Since then, Andreas had been drifting from one politician to another. Officially, he was an advisor or assistant. Unofficially, he was the guy who did the behind-the-scenes dirty work that had to be done, but couldn’t be seen. He’d managed to hang on to his spot in politics throughout the division of Czechoslovakia and through all the subsequent elections. Faithful to his motto to only undertake lucrative risks, he never suffered from financial need. Nonetheless, he felt that the most important role in his life still lay ahead of him. Until recently.
It happened when HE, his current best friend, a man who always liked to stay a bit in the shadows, gave him the idea. Instantly, Andreas knew this was what he’d been waiting for all of his life.

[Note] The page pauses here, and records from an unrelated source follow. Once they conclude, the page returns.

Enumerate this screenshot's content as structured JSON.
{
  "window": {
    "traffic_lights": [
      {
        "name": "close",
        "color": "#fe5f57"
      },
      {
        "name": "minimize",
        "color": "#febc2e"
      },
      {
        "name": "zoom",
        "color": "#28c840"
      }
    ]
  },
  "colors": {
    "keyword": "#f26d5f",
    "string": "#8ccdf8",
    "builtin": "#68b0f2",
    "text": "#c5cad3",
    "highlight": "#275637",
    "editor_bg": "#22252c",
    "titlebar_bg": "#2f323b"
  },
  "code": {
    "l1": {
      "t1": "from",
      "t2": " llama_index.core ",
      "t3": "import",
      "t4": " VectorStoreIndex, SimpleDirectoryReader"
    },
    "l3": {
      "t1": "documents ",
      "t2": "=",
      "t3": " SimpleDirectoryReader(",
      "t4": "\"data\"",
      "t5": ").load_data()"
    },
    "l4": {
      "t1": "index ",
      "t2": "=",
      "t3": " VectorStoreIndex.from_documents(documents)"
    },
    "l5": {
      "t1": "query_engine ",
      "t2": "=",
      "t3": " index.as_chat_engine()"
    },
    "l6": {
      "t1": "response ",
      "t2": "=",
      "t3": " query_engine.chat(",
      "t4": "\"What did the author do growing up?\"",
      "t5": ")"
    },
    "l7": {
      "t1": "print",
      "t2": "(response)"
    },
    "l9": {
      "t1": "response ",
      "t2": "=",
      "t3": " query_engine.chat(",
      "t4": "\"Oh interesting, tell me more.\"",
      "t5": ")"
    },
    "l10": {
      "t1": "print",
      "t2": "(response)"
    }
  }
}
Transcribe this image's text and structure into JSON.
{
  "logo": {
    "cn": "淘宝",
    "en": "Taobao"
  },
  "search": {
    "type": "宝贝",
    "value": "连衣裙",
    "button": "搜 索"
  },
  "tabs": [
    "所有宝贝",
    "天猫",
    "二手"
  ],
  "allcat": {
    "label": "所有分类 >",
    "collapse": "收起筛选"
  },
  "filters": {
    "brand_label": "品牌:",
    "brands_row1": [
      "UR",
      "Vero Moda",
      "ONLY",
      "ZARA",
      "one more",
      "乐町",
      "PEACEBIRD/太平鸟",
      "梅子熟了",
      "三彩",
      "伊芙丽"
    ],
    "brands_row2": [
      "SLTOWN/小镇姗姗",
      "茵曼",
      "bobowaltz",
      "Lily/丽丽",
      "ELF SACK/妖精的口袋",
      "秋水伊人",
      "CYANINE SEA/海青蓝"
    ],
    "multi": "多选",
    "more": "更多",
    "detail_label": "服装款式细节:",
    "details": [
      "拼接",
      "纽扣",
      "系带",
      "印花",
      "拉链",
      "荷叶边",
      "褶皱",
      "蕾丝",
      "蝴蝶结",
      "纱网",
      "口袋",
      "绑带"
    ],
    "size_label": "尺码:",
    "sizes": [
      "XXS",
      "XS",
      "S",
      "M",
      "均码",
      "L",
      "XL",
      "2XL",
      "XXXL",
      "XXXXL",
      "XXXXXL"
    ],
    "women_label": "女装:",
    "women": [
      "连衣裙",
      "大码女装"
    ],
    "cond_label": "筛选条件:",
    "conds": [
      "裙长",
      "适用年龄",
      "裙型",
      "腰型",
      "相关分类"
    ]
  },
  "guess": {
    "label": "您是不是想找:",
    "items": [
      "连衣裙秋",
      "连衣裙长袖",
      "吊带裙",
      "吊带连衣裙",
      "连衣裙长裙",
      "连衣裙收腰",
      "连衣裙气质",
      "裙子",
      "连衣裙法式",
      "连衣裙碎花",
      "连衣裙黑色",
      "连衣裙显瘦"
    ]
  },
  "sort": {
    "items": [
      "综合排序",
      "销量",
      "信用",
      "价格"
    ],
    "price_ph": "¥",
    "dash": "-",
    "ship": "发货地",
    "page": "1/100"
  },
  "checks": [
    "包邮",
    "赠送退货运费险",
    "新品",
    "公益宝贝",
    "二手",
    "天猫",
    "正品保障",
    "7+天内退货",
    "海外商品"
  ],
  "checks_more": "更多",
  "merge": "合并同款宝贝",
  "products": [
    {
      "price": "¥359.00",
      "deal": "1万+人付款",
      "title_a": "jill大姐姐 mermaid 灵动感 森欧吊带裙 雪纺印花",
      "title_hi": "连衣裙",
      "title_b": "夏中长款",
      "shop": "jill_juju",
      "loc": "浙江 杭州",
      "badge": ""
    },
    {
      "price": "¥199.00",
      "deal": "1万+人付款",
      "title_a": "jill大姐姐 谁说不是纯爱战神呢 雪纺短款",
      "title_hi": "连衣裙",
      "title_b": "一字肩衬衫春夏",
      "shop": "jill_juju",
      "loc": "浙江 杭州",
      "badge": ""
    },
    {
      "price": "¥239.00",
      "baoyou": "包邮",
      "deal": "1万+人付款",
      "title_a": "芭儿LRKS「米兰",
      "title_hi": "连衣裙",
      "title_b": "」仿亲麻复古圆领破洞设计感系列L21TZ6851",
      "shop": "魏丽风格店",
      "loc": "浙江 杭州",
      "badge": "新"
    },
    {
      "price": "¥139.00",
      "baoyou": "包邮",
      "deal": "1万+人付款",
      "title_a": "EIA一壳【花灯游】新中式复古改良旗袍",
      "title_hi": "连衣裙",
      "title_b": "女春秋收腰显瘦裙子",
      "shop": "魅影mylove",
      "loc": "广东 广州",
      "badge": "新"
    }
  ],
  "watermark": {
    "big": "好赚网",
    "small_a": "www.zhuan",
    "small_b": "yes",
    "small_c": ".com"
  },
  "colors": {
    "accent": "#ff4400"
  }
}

Andreas Volk was savoring this moment: forever after, he would divide his life into “before” and “after.” Just one more, tiny step. Andreas took a deep, thoughtful breath and, with extreme concentration, he swept a speck of dust off of his laptop keyboard. Then he took another thoughtful breath and drank in the text on the screen. Yes, everything was going absolutely marvelously. Exactly as he’d expected.
If Andreas and HE were a little lucky – and Andreas tended to be lucky – before long it would be even better. For the first time in a long time, Andreas was feeling almost great.